Antrophyum austroqueenslandicum
- Conservation status: Critically endangered (EPBC Act)

Scientific classification
- Kingdom: Plantae
- Clade: Tracheophytes
- Division: Polypodiophyta
- Class: Polypodiopsida
- Order: Polypodiales
- Family: Pteridaceae
- Genus: Antrophyum
- Species: A. austroqueenslandicum
- Binomial name: Antrophyum austroqueenslandicum D.L.Jones, 1998

= Antrophyum austroqueenslandicum =

- Genus: Antrophyum
- Species: austroqueenslandicum
- Authority: D.L.Jones, 1998
- Conservation status: CR

Extinct species of fern

Antrophyum austroqueenslandicum (previously A. sp. Blue Pool) was a species of epiphytic or lithophytic fern known from subtropical rainforest in Lamington National Park in the state of Queensland, Australia. Only one plant was known in the wild and when this plant died the specimen was preserved and used to describe the species. Further searching in nearby habitat has not located any more specimens of this fern.

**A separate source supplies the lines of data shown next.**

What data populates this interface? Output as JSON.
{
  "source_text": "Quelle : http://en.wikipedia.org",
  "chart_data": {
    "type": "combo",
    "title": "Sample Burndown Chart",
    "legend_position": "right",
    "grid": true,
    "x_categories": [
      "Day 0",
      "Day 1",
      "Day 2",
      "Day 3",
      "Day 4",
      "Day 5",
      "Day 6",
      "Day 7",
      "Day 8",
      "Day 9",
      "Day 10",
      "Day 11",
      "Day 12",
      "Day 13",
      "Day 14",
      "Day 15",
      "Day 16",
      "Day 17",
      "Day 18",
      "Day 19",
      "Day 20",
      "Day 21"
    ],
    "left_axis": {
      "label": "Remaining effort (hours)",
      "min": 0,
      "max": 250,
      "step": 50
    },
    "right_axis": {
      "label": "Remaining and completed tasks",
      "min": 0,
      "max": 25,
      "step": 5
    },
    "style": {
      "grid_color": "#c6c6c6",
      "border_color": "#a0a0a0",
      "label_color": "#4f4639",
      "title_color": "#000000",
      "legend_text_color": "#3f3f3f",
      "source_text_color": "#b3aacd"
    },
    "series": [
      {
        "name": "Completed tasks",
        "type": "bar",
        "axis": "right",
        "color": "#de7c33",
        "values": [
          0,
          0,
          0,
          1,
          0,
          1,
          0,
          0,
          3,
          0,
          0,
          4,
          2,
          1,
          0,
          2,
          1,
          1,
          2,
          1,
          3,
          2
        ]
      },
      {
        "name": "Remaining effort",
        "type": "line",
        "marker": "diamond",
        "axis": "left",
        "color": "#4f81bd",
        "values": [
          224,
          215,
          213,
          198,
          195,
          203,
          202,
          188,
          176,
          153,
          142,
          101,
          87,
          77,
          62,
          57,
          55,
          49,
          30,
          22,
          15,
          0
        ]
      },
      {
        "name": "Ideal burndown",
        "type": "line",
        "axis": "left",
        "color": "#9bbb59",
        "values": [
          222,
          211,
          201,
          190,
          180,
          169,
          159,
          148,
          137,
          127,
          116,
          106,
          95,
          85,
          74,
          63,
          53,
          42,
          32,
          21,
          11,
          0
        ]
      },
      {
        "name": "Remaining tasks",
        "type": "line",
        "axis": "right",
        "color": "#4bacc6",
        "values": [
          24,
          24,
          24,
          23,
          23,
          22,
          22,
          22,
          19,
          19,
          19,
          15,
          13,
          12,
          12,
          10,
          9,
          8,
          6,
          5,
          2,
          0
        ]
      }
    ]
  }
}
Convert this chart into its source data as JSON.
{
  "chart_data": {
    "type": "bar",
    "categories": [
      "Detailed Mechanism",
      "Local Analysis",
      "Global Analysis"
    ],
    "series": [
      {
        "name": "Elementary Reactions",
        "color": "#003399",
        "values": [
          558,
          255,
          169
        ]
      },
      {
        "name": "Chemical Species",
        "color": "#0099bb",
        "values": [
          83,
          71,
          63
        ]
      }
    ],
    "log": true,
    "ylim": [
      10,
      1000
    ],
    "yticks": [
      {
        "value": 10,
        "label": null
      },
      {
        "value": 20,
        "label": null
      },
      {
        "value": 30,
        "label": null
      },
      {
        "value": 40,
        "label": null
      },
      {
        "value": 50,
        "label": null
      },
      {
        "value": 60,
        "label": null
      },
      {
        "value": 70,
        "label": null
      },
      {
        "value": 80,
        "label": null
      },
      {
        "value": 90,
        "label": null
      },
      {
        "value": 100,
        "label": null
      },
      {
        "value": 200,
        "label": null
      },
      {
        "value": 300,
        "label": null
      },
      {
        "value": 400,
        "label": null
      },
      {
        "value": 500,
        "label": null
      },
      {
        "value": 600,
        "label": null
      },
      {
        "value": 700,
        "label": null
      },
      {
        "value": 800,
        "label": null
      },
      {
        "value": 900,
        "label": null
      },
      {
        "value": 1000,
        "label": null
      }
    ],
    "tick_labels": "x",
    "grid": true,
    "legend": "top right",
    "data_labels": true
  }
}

It is listed was Presumed Extinct under the Queensland Nature Conservation Act. The habitat of this species is protected and has not suffered significant disturbance and other populations of this fern may still exist in unexplored areas of the McPherson Range. The scientifically unexplored nature of these mountains is shown by the recent discovery of two large tree species Eucryphia jinksii in 1995 and Eidothea hardeniana in 2000.

==Conservation Status==
Antrophyum austroqueenslandicum was reclassified from "Extinct" to "Critically Endangered" under the Australian Environment Protection and Biodiversity Conservation Act 1999 in 2020. It is currently listed as "critically endangered" under the Queensland Nature Conservation Act 1992 and the New South Wales Biodiversity Conservation Act 2016.